Я согласен с тем, что весь набор характеристик «Русской системы» – это превращенные формы долженствования. Поэтому, как только умирает Должное, вместе с ним умирает и нечто существенное. Другое дело, что умершее продолжает существовать в виде руин. Отсюда вопрос: чтобы стало возможным их преобразование, должна ли произойти окончательная смерть «Русской системы», должно ли иметь место полное ее вычищение? Или эти обломки можно как-то переструктурировать и приспособить к новому строительству? Ведь ментально «Русская система» и в своих остаточных инерционных проявлениях очень сильна, ее атавизмы мы наблюдаем каждодневно и повсеместно, причем в сознании и поведении большинства населения. И если так, то вычищать придется не просто элементы «русскосистемной» культуры, но и их носителей…
Но так ли уж правомерно числить «Русскую систему» по ведомству культуры? Думаю, ответ не столь очевиден, как выглядит он в докладе Пелипенко. И здесь нам не обойтись без структурирования самого понятия «культура». Если культура – это все, что не натура, как полагает докладчик, то тогда понятиям «бескультурье» и «варварство» просто не остается места. Но почему феномен, описанный как проявление какого-то культурного своеобразия (в нашем случае, феномен «Русской системы»), нельзя понимать просто как совокупность людей бескультурных, которые сформировали варваризованное сообщество?

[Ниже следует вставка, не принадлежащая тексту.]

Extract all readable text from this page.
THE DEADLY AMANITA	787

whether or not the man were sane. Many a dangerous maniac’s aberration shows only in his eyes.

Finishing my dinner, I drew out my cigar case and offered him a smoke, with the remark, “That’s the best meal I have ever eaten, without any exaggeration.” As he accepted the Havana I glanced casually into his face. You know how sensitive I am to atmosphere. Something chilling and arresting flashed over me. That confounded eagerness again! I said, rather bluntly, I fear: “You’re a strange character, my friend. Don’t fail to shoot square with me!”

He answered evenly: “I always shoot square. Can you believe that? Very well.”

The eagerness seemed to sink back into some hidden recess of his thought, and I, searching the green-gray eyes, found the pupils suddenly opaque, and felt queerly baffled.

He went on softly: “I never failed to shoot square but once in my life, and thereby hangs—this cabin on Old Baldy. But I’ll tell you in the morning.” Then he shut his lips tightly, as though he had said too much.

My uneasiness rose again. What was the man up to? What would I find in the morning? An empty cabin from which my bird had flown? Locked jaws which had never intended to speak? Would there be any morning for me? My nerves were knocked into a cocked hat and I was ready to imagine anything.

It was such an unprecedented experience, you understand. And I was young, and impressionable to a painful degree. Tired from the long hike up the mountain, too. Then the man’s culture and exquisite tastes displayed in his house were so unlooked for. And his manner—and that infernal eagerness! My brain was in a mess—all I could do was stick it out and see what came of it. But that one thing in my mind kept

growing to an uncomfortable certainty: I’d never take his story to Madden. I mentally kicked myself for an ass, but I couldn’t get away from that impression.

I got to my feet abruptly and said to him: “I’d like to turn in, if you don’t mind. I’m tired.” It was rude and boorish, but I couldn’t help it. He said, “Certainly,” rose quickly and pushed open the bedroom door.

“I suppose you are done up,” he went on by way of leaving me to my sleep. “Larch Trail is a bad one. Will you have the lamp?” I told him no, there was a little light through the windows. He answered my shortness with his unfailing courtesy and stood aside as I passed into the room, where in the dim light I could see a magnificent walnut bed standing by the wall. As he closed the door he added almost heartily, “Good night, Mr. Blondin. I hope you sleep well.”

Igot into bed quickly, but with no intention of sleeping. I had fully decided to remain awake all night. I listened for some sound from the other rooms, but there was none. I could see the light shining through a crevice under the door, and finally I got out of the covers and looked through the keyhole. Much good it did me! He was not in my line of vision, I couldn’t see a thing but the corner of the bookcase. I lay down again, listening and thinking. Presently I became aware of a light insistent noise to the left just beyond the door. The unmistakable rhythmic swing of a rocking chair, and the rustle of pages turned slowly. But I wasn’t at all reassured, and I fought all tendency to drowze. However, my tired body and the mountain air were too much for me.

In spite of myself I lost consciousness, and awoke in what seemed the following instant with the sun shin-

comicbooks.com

Разумеется, это тоже какая-то социальность и в этом смысле – не биологическое, а общественное явление. Но это такая социальность, в которой налицо явная редукция к природным инстинктам, редукция к «натуре». Не зря же очень многие критики «русскосистемной» варваризации апеллировали именно к образу животного царства. Николай Васильевич Гоголь, например, часто описывал своих персонажей очень похожими на зверей…
Мы говорим на наших семинарах о «кризисе культуры», о том, куда он ведет и каковы возможные пути и способы его преодоления. Но меня смущает предложенное докладчиком разделение культуры на ту, что пишется с большой буквы, и ту, что пишется с малой. Потому что под последней понимается и «Русская система», которая понятию «культура», на мой взгляд, не соответствует вообще, и по отношению к которой более уместными представляются понятия «деградация» и «варваризация». Их использование кажется мне намного более продуктивным, в том числе и потому, что о деградации и «варваризации» никому не придет в голову говорить, как о «нашей судьбе», между тем как о культуре так говорят очень даже охотно.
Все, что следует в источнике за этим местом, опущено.